It isn’t just Zhu who is fed up with the performance of China Telecom, which answers to Wu Jichuan, the powerful head of the Ministry of Information Industry (MII). The state-run press has strongly criticized the monopoly for poor service, costly installation fees and expensive calling rates. Last fall, 50 prominent academics sent a stinging letter to Zhu–complaining not about political persecution, but about outrageous phone bills, which are making it impossible for them to do research over the Internet. At a public forum in Beijing last December, a collection of paging companies, Internet- service companies and consumer groups likewise lashed out at China Telecom. “You’ve increased rates in our village so much we can’t afford to make phone calls!” went one complaint.

Foreign telecom companies would love to try to improve the situation. Fewer than 10 percent of China’s 1.2 billion people currently have access to a phone, but demand for communications services is exploding. “You don’t want to miss this party,” says Bill Murphy of Newbridge Networks, a Canadian telecommunication supplier that does business in China. To date, however, only foreign equipment suppliers like Newbridge have been able to gain a foothold in China. Service operators like MCI-WorldCom, Sprint and Vodaphone have gotten only token access through complicated joint ventures. Those deals–more than $1 billion worth–have been done with China Unicom. That company was created in 1994 by the Electronics and Railroad ministries, with the blessing of reformers like Zhu, to compete with China Telecom. But with the wily Wu blocking access to China Telecom’s networks, Unicom has accomplished little. Last year a consolidation of ministries brought both Unicom and Telecom under the sway of the newly created MII–where Wu captured the top job.

Wu, 62, was chief of China’s old Ministry of Posts and Telecommunications before taking over the new agency. And he has accomplished a lot as China’s communications kingpin. In 1991 China had only 1 million telephone lines installed in the whole country. By 1998 there were 110 million. For the last six years China has added the equivalent of a regional Bell company each year. “People may not like the guy,” says Duncan Clark of Beijing-based BDA Consultants, “but nobody can argue that he’s overseen the largest telecom expansion in history.” That record gives Beijing’s conservatives a certain amount of credibility when they argue that China can and should go it alone in telecom, rather than run the national-security risk of allowing foreigners to control big chunks of their networks.

Wu’s prominence is also what makes the market-opening concessions Zhu offered in Washington so startling. According to the U.S. Office of the Trade Representative, China is offering to allow foreign companies to own up to 49 percent of joint-venture operating networks. Right now China forbids direct-equity stakes.
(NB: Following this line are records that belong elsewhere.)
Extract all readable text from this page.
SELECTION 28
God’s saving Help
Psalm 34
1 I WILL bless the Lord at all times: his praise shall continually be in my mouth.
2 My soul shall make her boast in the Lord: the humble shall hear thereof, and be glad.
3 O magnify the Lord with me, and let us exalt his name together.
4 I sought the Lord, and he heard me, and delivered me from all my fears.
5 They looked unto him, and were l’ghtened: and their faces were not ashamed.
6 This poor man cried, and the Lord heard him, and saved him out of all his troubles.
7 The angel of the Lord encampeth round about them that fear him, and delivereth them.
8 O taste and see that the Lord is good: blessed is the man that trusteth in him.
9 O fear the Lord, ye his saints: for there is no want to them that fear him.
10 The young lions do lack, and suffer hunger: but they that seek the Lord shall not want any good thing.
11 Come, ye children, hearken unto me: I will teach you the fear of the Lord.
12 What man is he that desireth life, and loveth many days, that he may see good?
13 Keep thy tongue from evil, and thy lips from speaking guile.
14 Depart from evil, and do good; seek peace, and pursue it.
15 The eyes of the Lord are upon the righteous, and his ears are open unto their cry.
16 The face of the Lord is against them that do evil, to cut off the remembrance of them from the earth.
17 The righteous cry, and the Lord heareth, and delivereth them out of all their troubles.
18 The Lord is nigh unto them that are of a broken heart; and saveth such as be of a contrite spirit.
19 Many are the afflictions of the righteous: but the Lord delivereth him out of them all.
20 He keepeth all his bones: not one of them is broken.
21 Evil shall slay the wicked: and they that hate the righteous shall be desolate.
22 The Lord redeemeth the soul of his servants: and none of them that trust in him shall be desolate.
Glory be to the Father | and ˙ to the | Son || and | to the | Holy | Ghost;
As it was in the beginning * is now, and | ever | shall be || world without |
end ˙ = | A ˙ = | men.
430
The liberalization measures would apply first to the Beijing to Shanghai to Guangzhou corridor, then be gradually rolled out across the country. In addition China has offered to lower prices and enhance access by competing firms to China Telecom’s networks. Most significantly, China will allow outsiders majority control of potentially lucrative paging, mobile-phone and business data-transmission services in four to six years. “China’s commitments are dramatic,” says Eric Nelson, vice president of international affairs for the U.S. Telecommunications Industry Association.

Maybe a little too dramatic. Zhu has been strongly criticized at home for promising America too much. And after talks last week in Europe, there were suggestions that China backed away from some of Zhu’s commitments. Still, the prime minister seems to be besting Wu in their long-running struggle–not just with regard to foreign participation, but on the home front, too. Under mounting pressure, the MII announced massive phone-rate reductions on March 1. Two weeks later, at a press conference at the National People’s Congress, Zhu demanded even deeper cuts. Wu, who was watching a broadcast of the press conference, stalked out of a viewing room in protest. Beijing recently announced that China Telecom would be chopped into four separate companies–fixed phone lines, mobile communications, paging services and satellite. This time it was Wu, seemingly brought to heel, who delivered the news. “The breaking up of China Telecom is aimed at smashing the telecommunications monopoly and introducing competition to set up a fair and orderly market,” he said. Was he sincere? Last week it was reported that he had resigned as head of the Information Ministry. There has been no official announcement, however, and MII officials vehemently denied the reports. A Chinese telecom analyst says Wu “is like the little Dutch boy with his finger in the dike, holding back the forces of reform.” That’s one way one of looking at him. Another is as a figure who has played an important role in a period of profound change–and then overstayed his usefulness.

For years China has lurched one way, then another, on telecom reform. Now it’s clear that it can’t move forward with a state monopoly in place. With or without a WTO deal, China Telecom will be broken up. Unicom is revving up its engines, and should have a fairer shot this time round. Anil Kripalani, a vice president of Qualcomm, a U.S. maker of chips for wireless networks, says Unicom plans to sign up 40 million cellular customers in four years. (It has 1 million subscribers now.) China’s precise intentions will become clearer over the next two weeks, but the general trend is apparent. “My impression is that China is opening,” says Kripalani. It’s an impression shared by Washington, Zhu Rongji–and maybe even Wu Jichuan.